Le livre est construit autour de neuf chapitres. Le premier (écrit par F. Ripoll) propose une approche théorique des rapports entre marquage et attribution (voire assignation) de l’espace qui permet de dégager la catégorisation et la hiérarchisation des espaces et celle des individus ou des groupes sociaux. Il offre des éléments utiles à la recherche comme ceux des différences idéal-typiques entre la trace et la marque, ou ceux liés à la dimension spatiale de la violence symbolique. Les autres chapitres sont centrés sur des analyses particulières concernant les discours de la politique de la ville en France (S. de Lafargues), les écrits-icônes urbains (B. Raoulx et G. Chourio), les discriminations liées au discours de fragmentation des villes (T. Bulot), à la ségrégation sociolangagière (A. Lounici), aux représentations de la ville d’Alger (T. Mefidene), à la construction mémorielle des espaces urbains à partir de l’exemple d’ATD quart-monde (V. Veschambre), au marquage des squats en Europe (D. Zeneidi) ou à l’analyse des rapports entre le populaire et la saleté (R. Séchet). Le livre se lit facilement ; bien introduit il fournit des éléments théoriques et des études de cas bien choisies et originales ; on peut regretter cependant l’absence d’un chapitre de conclusion qui aurait permis une ouverture à d’autres exemples, notamment à l’usage survalorisé de certains secteurs urbains, même si l’objectif du livre était de se centrer sur la catégorisation d’espaces défavorisés. À ce niveau, le pari est réussi et nous avons particulièrement apprécié le chapitre 8 concernant les squats en Europe et le chapitre 9 proposant une grille d’analyse sur les liens entre le populaire et la saleté et évoquant l’actualité en France d’un nettoyage au karcher.
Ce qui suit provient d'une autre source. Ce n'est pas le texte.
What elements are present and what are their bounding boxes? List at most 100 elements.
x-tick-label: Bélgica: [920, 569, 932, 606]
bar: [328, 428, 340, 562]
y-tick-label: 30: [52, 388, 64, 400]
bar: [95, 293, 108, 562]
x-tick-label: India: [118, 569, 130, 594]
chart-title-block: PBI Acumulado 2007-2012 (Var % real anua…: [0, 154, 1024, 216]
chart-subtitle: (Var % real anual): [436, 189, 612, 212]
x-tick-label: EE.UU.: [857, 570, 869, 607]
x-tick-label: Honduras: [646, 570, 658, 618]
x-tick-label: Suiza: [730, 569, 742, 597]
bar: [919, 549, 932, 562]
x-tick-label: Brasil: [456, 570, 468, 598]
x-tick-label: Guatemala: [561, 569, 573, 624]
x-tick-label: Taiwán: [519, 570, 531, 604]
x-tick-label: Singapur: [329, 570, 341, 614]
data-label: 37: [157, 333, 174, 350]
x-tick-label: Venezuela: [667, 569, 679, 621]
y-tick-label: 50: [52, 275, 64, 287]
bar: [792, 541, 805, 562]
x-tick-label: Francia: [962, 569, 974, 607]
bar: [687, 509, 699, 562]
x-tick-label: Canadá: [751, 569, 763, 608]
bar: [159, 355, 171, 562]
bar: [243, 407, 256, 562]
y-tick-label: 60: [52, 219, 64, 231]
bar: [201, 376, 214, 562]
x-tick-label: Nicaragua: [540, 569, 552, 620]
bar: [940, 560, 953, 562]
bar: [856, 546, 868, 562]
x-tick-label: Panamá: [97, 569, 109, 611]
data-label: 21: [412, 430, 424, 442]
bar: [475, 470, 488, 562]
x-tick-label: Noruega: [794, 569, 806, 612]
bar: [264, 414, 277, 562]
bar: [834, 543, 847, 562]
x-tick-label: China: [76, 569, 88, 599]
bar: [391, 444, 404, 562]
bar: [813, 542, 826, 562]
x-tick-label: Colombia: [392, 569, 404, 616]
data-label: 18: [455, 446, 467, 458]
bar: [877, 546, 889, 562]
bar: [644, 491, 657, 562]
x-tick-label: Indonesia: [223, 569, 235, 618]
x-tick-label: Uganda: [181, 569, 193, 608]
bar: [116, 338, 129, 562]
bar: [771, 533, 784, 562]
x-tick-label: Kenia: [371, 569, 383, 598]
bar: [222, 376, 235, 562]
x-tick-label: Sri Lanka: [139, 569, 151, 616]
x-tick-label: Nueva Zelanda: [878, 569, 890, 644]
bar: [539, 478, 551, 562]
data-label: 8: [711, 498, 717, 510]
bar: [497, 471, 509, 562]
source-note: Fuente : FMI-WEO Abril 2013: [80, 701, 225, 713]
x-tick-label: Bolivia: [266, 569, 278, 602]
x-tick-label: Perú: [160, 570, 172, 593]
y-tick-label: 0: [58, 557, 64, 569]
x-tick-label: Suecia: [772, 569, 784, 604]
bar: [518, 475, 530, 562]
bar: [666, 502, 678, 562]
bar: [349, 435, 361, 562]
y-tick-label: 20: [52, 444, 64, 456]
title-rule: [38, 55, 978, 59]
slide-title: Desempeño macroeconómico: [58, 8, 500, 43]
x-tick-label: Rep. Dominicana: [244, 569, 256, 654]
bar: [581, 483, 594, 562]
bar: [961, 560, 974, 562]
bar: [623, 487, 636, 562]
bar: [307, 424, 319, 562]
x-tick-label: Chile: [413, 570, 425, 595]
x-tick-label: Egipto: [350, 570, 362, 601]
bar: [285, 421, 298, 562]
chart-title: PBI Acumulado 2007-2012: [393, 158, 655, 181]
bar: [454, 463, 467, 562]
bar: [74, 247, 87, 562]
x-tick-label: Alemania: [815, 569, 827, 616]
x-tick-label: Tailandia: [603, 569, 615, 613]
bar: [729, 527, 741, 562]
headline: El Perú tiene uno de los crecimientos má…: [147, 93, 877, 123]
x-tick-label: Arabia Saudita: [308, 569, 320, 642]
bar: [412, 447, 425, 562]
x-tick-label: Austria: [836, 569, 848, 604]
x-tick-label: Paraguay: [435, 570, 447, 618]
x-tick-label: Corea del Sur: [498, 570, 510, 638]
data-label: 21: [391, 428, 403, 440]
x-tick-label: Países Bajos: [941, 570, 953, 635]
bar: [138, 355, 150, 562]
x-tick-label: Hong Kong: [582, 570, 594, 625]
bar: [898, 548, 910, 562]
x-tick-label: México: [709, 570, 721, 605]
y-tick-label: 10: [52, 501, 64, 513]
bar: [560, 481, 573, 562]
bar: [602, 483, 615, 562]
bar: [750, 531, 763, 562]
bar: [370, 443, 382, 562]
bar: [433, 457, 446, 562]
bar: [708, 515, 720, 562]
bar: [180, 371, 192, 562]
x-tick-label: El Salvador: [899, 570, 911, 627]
Au total, l’ouvrage offre des perspectives novatrices, généralement peu prises en compte en géographie, qui montrent bien que « derrière les catégories spatiales, ce sont bien des catégories sociales qui sont à l’oeuvre », et que la mise en mots des espaces et des groupes sociaux qui y sont associés s’inscrit dans des logiques de valorisation ou de dévalorisation, c’est-à-dire dans des classements construits qui ne sont jamais neutres.